How do I represent negative char values in hexadecimal?

Question

The following code

char buffer[BSIZE];
...
if(buffer[0]==0xef)
...

Gives the compiler warning "comparison is always false due to limited range of data type". The warning goes away when I change the check to

if(buffer[0]==0xffffffef)

This feels very counterintuitive. What is the correct way to check a char against a specific byte value in hex? (other than making it unsigned)

Answer 1

To understand why buffer[0] == 0xef triggers a warning, and buffer[0] == 0xffffffef does not, you need to understand exactly what's happening in that expression.

Firstly, the == operator compares the value of two expressions, not the underlying representation - 0xef is the number 239, and will only compare equal to that number; likewise 0xffffffef is the number 4294967279 and will only compare equal to that.
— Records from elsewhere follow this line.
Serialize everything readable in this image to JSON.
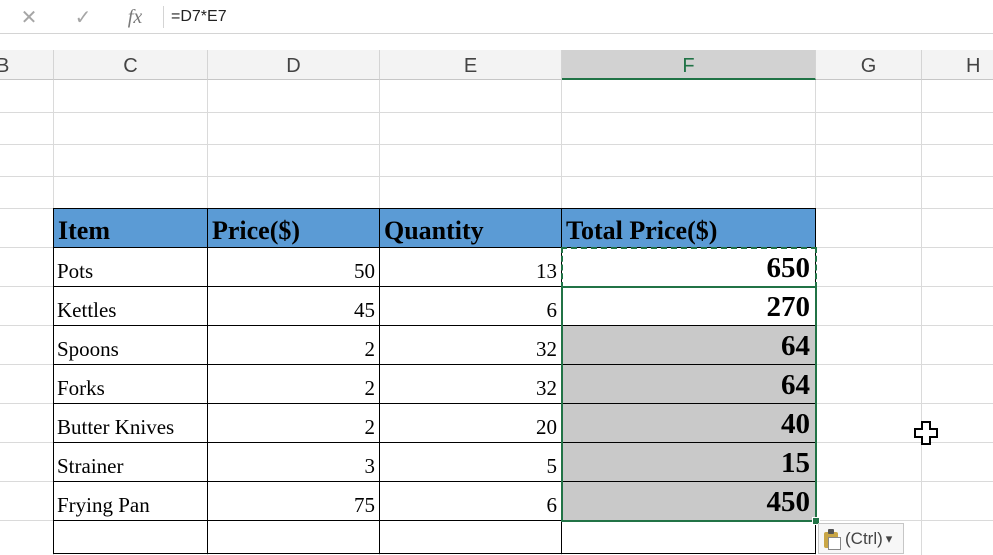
{
  "formula_bar": {
    "cancel_icon": "✕",
    "enter_icon": "✓",
    "fx_label": "fx",
    "formula": "=D7*E7"
  },
  "columns": [
    "B",
    "C",
    "D",
    "E",
    "F",
    "G",
    "H"
  ],
  "selected_column": "F",
  "table": {
    "headers": [
      "Item",
      "Price($)",
      "Quantity",
      "Total Price($)"
    ],
    "rows": [
      {
        "item": "Pots",
        "price": "50",
        "qty": "13",
        "total": "650"
      },
      {
        "item": "Kettles",
        "price": "45",
        "qty": "6",
        "total": "270"
      },
      {
        "item": "Spoons",
        "price": "2",
        "qty": "32",
        "total": "64"
      },
      {
        "item": "Forks",
        "price": "2",
        "qty": "32",
        "total": "64"
      },
      {
        "item": "Butter Knives",
        "price": "2",
        "qty": "20",
        "total": "40"
      },
      {
        "item": "Strainer",
        "price": "3",
        "qty": "5",
        "total": "15"
      },
      {
        "item": "Frying Pan",
        "price": "75",
        "qty": "6",
        "total": "450"
      }
    ]
  },
  "paste_options": {
    "label": "(Ctrl)",
    "icon": "clipboard-icon",
    "caret": "▾"
  },
  "colors": {
    "header_fill": "#5b9bd5",
    "selection": "#217346",
    "shaded_cell": "#c9c9c9"
  }
}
There is no difference between the constants 0xef and 239 in C: both have type int and the same value. If your char has the range -128 to 127, then when you evaluate buffer[0] == 0xef the buffer[0] is promoted to int, which leaves its value unchanged. It can therefore never compare equal to 0xef, so the warning is correct.
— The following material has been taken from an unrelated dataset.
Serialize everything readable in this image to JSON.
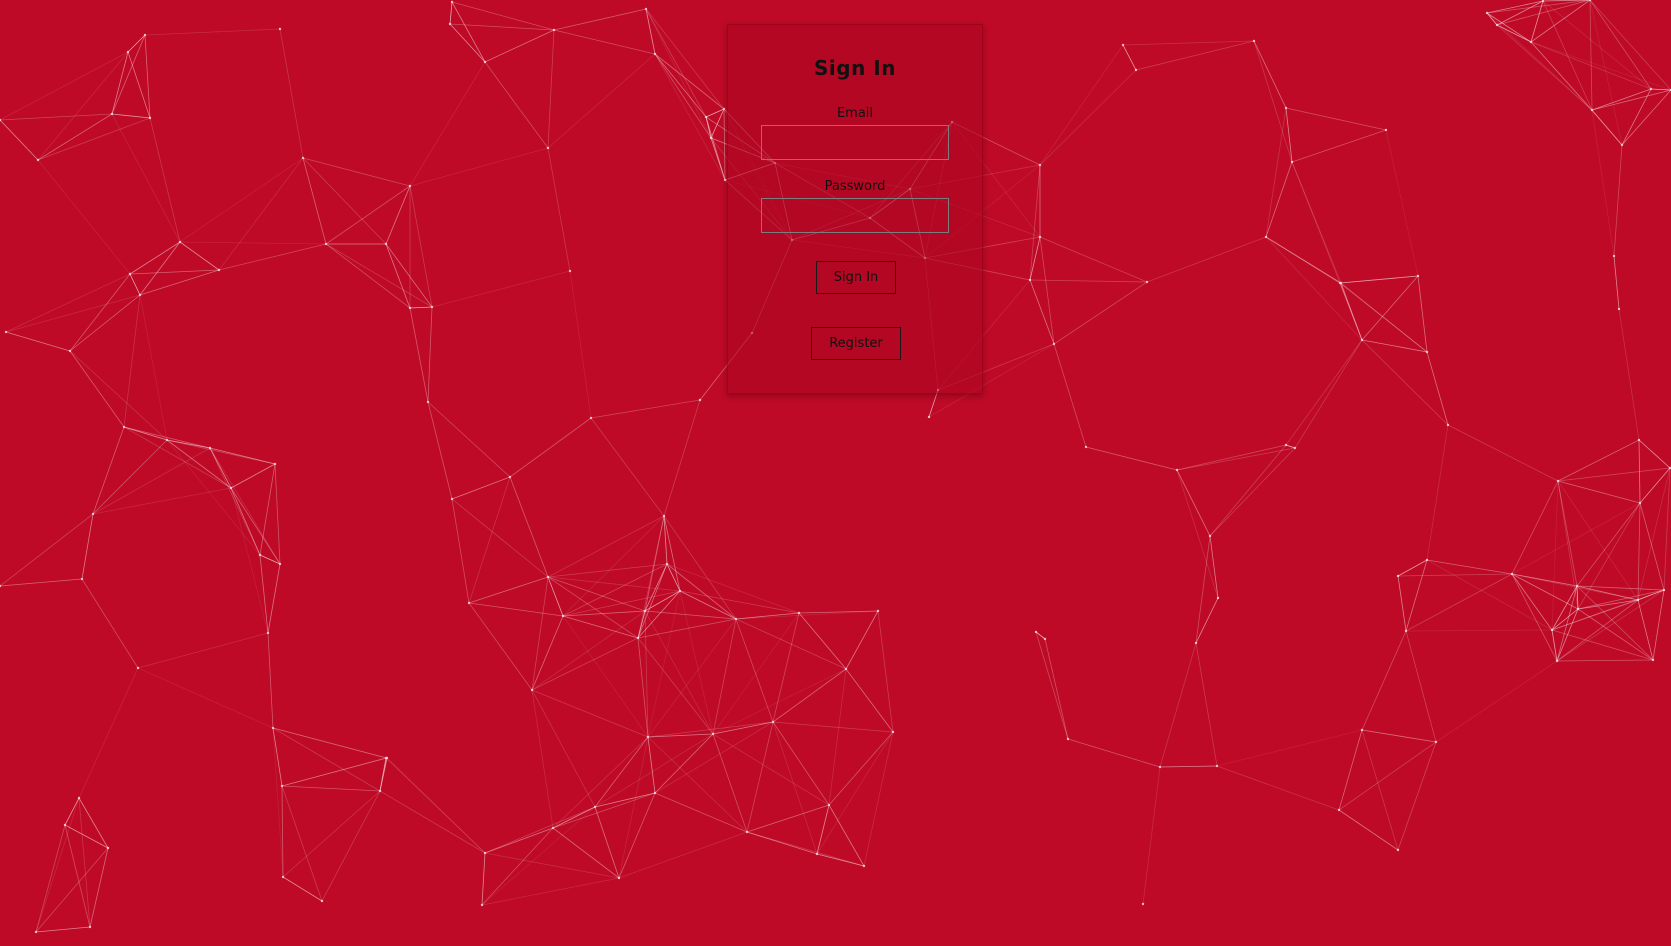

However, there is potentially a difference between the constants 0xffffffef and 4294967279; decimal constants are always signed, but hexadecimal constant may be unsigned. On your system, it appears to have an unsigned type - probably unsigned int (because the value is too large to store in an int, but small enough to store in an unsigned int). When you evaluate buffer[0] == 0xffffffef, the buffer[0] is promoted to unsigned int. This leaves any positive value unchanged, but negative values are converted by adding UINT_MAX + 1 to them; with a char that has range -128 to 127, the promoted values are in either of the ranges 0 to 127 or 4294967168 to 4294967295. 0xffffffef lies within this range, so it is possible for the comparison to return true.

---

If you are storing bit patterns rather than numbers, then you should be using unsigned char in the first place. Alternatively, you may inspect the bit pattern of an object by casting a pointer to it to unsigned char *:

if (((unsigned char *)buffer)[0] == 0xef)

(This is obviously more conveniently done by using a separate variable of type unsigned char *).
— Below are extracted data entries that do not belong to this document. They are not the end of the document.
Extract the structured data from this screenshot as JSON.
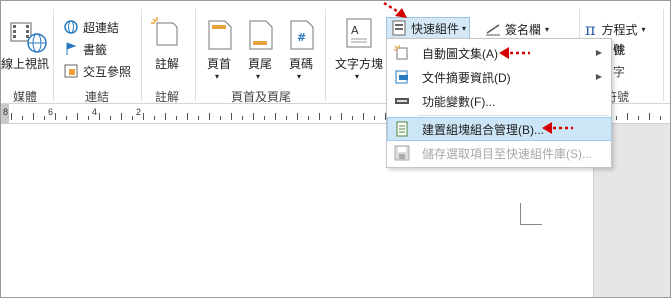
{
  "ribbon": {
    "media": {
      "item": "線上視訊",
      "group": "媒體"
    },
    "links": {
      "items": [
        {
          "label": "超連結",
          "icon": "hyperlink-icon"
        },
        {
          "label": "書籤",
          "icon": "bookmark-icon"
        },
        {
          "label": "交互參照",
          "icon": "cross-reference-icon"
        }
      ],
      "group": "連結"
    },
    "comments": {
      "item": "註解",
      "group": "註解"
    },
    "header_footer": {
      "items": [
        "頁首",
        "頁尾",
        "頁碼"
      ],
      "group": "頁首及頁尾"
    },
    "text": {
      "textbox": "文字方塊",
      "quick_parts": "快速組件",
      "signature_line": "簽名欄",
      "partial_1": "件",
      "partial_2": "字"
    },
    "symbols": {
      "equation": "方程式",
      "partial_1": "號",
      "partial_2": "符號",
      "pi_glyph": "π"
    }
  },
  "ruler": {
    "labels": [
      "8",
      "6",
      "4",
      "2"
    ]
  },
  "menu": {
    "items": [
      {
        "label": "自動圖文集(A)",
        "icon": "autotext-icon",
        "submenu": true,
        "state": "normal"
      },
      {
        "label": "文件摘要資訊(D)",
        "icon": "document-property-icon",
        "submenu": true,
        "state": "normal"
      },
      {
        "label": "功能變數(F)...",
        "icon": "field-icon",
        "submenu": false,
        "state": "normal"
      },
      {
        "label": "建置組塊組合管理(B)...",
        "icon": "building-blocks-organizer-icon",
        "submenu": false,
        "state": "hover"
      },
      {
        "label": "儲存選取項目至快速組件庫(S)...",
        "icon": "save-selection-icon",
        "submenu": false,
        "state": "disabled"
      }
    ]
  },
  "colors": {
    "annotation_red": "#d40000",
    "hover_blue": "#cde6f7"
  }
}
As PaulR says, you can also use buffer[0] == '\xef' - this works because '\xef' is defined to be an int constant with the value that a char object with the bit pattern 0xef would have when converted to an int; eg. on a 2s complement system with signed chars, '\xef' is a constant with the value -17.

Answer 2

What's wrong with:

if (buffer[0] == '\xef')

?

Answer 3

This is happening because buffer contents are of type char. Making them unsigned char will work:

if ((unsigned char) (buffer[0]) == 0xef)

Answer 4

Do it just like with any other negative number:

if (buffer[0]== -0x6f)

But usually you want to use unsigned char as data type:

unsigned char buffer[BSIZE];
...
if(buffer[0]==0xef)

Reasons to use signed char are very rare. Even more rare are reasons to use "char without sign specification", which can be signed or unsigned on different platforms.

Answer 5

To spell out the reason explicitly: Whether char is signed or unsigned is implementation defined. If your compiler treats char as signed by default then 0xef will be larger than the largest possibled signed char (which is 127 or 0x7f) and therefore your compare will always be false. Hence the warning.

Possible solutions are provided by the other answers.